Congress tried to correct the constitutional defect with a law banning all flag desecrations (except destruction of worn or soiled flags), whether or not a message is intended. But the high court viewed this as a ``fig leaf'' and, by the same 5-4 vote, overturned the statute.
Those who want to punish flag burners now plan to push for an amendment to the Constitution.
As we've said before, we hold no truck with burning or otherwise defiling the American flag. We revere Old Glory as the symbol of the freedom and equality that America ideally stands for.
But we also deeply value tolerance as an American virtue, including tolerance of views we deplore. As journalists, moreover, we look askance at any attempt to prune back the First Amendment, however benign the purpose may seem.

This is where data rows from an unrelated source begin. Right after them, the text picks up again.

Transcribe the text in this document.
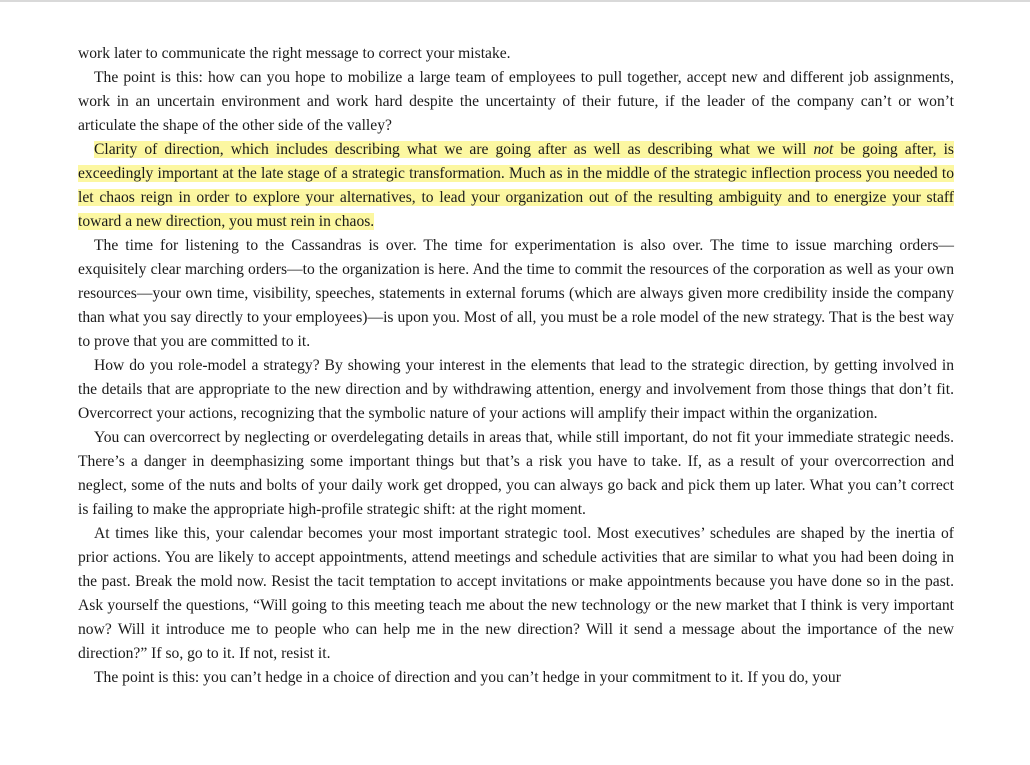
work later to communicate the right message to correct your mistake.

The point is this: how can you hope to mobilize a large team of employees to pull together, accept new and different job assignments, work in an uncertain environment and work hard despite the uncertainty of their future, if the leader of the company can’t or won’t articulate the shape of the other side of the valley?

Clarity of direction, which includes describing what we are going after as well as describing what we will not be going after, is exceedingly important at the late stage of a strategic transformation. Much as in the middle of the strategic inflection process you needed to let chaos reign in order to explore your alternatives, to lead your organization out of the resulting ambiguity and to energize your staff toward a new direction, you must rein in chaos.

The time for listening to the Cassandras is over. The time for experimentation is also over. The time to issue marching orders—exquisitely clear marching orders—to the organization is here. And the time to commit the resources of the corporation as well as your own resources—your own time, visibility, speeches, statements in external forums (which are always given more credibility inside the company than what you say directly to your employees)—is upon you. Most of all, you must be a role model of the new strategy. That is the best way to prove that you are committed to it.

How do you role-model a strategy? By showing your interest in the elements that lead to the strategic direction, by getting involved in the details that are appropriate to the new direction and by withdrawing attention, energy and involvement from those things that don’t fit. Overcorrect your actions, recognizing that the symbolic nature of your actions will amplify their impact within the organization.

You can overcorrect by neglecting or overdelegating details in areas that, while still important, do not fit your immediate strategic needs. There’s a danger in deemphasizing some important things but that’s a risk you have to take. If, as a result of your overcorrection and neglect, some of the nuts and bolts of your daily work get dropped, you can always go back and pick them up later. What you can’t correct is failing to make the appropriate high-profile strategic shift: at the right moment.

At times like this, your calendar becomes your most important strategic tool. Most executives’ schedules are shaped by the inertia of prior actions. You are likely to accept appointments, attend meetings and schedule activities that are similar to what you had been doing in the past. Break the mold now. Resist the tacit temptation to accept invitations or make appointments because you have done so in the past. Ask yourself the questions, “Will going to this meeting teach me about the new technology or the new market that I think is very important now? Will it introduce me to people who can help me in the new direction? Will it send a message about the importance of the new direction?” If so, go to it. If not, resist it.

The point is this: you can’t hedge in a choice of direction and you can’t hedge in your commitment to it. If you do, your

It's not as if there's been an epidemic of flag burning. It's even less true that a few incidents of desecration have weakened most Americans' loyalty to the nation's foremost symbol (quite the contrary, in fact). The best way to honor the flag is to make clear that the majestic freedoms it represents belong to all citizens, even those who disdain the flag.
Yet the president and the Republican leaders in Congress seem bent on whipping up a frenzy of self-righteous patriotic fervor behind a proposed constitutional amendment banning flag desecration. This is the worst kind of Know-Nothing, sound-bite politics. Particularly offensive are remarks by some GOP strategists that flag-burning is a truly defining issue that makes starkly clear the two parties' respective support of American values - as though adherence to the Bill of Rights were somehow incompatible with love of country.
That's the real issue: Are this president and this Congress going to be the first in the nation's history to spearhead an amendment to the Bill of Rights, that great, noble, and ennobling document that is the world's most comprehensive defense of individual liberty? Are they truly willing to dilute freedom of speech, just to pounce on a tiny handful of silly attention seekers?